Two Palestinians were killed and buildings were damaged during the operation which involved tanks and bulldozers, Palestinian witnesses said.

Enlarge image Click here to enlarge map
A BBC correspondent says that Israel was showing it holds the Palestinian leader directly responsible for suicide attacks such as the one on Wednesday which killed 17 people in northern Israel.

A couple of hours after the Israeli forces left, Mr Arafat emerged from the compound flashing the victory sign and pledging defiance.

He was greeted by about 100 cheering civilians and security guards.

"This will only increase the steadfastness of our people," he said.

In Jerusalem, Israeli President Moshe Katsav called on the outside world to break off ties with Mr Arafat, saying he had become a "danger to himself".

For its part, the Bush administration on Wednesday condemned the suicide bombing and strongly criticised the Palestinian leader.

Spokesman Ari Fleischer said: "In the president's eyes, Chairman Arafat has never played the role of someone who can be trusted or who is effective."

Buildings destroyed

Journalists entering Mr Arafat's compound after the withdrawal reported extensive damage, with sections of the exterior wall and some offices demolished.

The column of about 50 Israeli military vehicles has now returned to Israeli army bases on the edge of Ramallah.

Yasser Arafat (C) emerges after raid
Arafat is under pressure from Washington too
In a statement, the Israeli military said its forces had taken control of Mr Arafat's headquarters "in the wake of a wave of Palestinian terrorism sweeping the state of Israel".

It also accused the Palestinian Authority of being "directly responsible for terrorism that originates in its territory".

The BBC's Jeremy Cooke says that Israel will feel it has made a strong point without significantly escalating the intensity of its military operations in the West Bank.

But for the Palestinians, our correspondent says, this will be regarded as another gross and unjust violation of their sovereignty.

In March, Israeli tanks entered Mr Arafat's compound and surrounded his office, trapping the Palestinian leader inside a few rooms without a water supply or electricity for more than a month.

Car bomb

Correspondents say the detonation of a moving car packed with explosives behind a bus in the morning rush hour on Wednesday at Megiddo Junction marked a new and more deadly approach by suicide bombers.

Megiddo attack scene
The bus was hurled across the road by the force of the blast

The Palestinian Authority denounced the attack and rejected Israel's charge that Mr Arafat was directly responsible for it.
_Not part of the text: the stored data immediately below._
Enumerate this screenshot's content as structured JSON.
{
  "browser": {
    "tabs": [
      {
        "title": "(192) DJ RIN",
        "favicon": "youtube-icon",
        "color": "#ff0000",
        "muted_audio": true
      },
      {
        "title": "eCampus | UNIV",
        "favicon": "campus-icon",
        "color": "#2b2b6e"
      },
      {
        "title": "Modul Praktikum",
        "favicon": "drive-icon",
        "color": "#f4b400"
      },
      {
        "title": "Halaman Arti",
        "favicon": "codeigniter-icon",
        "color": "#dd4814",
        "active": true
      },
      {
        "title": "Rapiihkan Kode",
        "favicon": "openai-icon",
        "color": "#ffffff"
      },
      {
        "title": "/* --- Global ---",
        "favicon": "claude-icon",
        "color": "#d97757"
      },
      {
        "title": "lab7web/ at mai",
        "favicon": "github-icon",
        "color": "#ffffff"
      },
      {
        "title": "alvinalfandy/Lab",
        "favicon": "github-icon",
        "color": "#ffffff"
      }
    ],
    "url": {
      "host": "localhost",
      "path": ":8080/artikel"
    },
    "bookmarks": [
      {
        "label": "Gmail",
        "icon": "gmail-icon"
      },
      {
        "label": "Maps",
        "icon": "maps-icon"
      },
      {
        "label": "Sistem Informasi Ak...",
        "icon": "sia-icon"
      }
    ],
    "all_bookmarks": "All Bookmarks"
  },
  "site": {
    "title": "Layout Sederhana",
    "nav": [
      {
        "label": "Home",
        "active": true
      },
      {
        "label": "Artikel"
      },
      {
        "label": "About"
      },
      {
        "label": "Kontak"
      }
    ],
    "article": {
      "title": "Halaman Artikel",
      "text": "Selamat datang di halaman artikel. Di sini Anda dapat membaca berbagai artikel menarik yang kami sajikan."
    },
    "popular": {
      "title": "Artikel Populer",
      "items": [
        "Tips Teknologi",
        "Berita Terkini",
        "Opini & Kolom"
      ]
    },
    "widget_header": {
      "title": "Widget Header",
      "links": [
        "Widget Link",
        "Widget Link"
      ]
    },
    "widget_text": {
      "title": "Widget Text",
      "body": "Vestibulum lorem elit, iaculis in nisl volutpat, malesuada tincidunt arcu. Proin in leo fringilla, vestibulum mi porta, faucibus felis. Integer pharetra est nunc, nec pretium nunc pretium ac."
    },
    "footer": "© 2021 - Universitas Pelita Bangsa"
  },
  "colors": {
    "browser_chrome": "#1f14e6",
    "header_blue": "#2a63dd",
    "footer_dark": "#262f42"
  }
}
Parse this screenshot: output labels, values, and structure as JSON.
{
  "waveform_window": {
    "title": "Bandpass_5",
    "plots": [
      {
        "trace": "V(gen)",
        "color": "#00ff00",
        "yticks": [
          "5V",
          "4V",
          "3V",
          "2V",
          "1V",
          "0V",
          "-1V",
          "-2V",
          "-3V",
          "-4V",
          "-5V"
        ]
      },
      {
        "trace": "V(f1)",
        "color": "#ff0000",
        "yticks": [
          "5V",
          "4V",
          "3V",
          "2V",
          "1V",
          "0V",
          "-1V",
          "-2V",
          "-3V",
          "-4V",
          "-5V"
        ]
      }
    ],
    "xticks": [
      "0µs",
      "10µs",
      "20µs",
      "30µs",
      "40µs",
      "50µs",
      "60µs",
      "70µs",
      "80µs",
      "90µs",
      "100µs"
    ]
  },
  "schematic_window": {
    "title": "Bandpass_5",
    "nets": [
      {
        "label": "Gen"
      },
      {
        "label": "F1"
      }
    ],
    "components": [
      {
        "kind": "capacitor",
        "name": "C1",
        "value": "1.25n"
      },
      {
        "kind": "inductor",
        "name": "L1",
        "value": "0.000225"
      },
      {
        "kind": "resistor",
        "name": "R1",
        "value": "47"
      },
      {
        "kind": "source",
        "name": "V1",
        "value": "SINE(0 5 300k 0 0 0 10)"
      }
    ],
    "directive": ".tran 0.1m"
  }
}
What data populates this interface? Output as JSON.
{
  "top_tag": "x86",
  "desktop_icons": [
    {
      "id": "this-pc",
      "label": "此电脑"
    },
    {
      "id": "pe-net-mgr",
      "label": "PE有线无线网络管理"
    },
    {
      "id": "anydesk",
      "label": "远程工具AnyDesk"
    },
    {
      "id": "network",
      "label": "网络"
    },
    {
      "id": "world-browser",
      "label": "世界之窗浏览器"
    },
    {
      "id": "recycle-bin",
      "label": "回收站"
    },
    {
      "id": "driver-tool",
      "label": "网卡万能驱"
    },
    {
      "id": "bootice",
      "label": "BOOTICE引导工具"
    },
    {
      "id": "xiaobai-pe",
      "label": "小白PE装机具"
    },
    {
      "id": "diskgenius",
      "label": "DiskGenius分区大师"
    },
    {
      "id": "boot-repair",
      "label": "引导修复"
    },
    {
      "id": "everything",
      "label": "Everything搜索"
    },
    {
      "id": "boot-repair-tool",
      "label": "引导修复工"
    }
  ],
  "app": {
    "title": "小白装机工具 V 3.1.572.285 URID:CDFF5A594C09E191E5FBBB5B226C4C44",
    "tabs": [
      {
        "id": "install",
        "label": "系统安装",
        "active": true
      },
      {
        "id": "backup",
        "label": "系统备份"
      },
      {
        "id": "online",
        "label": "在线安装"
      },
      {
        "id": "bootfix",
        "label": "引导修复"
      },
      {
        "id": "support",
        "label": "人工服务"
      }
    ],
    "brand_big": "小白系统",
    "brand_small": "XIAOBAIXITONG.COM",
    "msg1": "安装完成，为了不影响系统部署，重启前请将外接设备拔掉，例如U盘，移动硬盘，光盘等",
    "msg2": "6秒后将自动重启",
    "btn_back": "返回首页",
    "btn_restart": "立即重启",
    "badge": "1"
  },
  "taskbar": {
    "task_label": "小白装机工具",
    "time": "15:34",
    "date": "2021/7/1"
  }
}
The bombing, which killed 13 soldiers, three civilians and the bomber himself, was claimed by the radical Islamic Jihad group, which said the bomber came from Jenin.

The group said the attack was timed to coincide with the 35th anniversary of the 1967 Six-Day War, when Israel captured the West Bank and Gaza Strip.

Diplomatic efforts

Israeli Prime Minister Ariel Sharon delayed by one day his visit to Washington to hold more talks on the Middle East situation with President George Bush.

Egyptian President Hosni Mubarak, also on a visit to Washington, is due to meet administration officials on Thursday and Mr Bush on Friday.

Mr Mubarak is trying to press the US to recognise a Palestinian state on the basis of the pre-1967 borders.

Reports say Washington is considering launching a peace plan that would set a timetable for the creation of a viable Palestinian state.

Correspondents say Mr Sharon is keen to avoid being boxed in by a timetable set by the US or a peace process that requires him to make territorial concessions.

 WATCH/LISTEN
 ON THIS STORY
The BBC's Orla Guerin
"Controlling the extremists will be even harder after Israel's strike"
Eyewitness British student Tom Kay
"Machine guns going off all over the place"
Palestinian activist Mustafa Barghouti
"The truth is that Arafat is a prisoner here like all of us"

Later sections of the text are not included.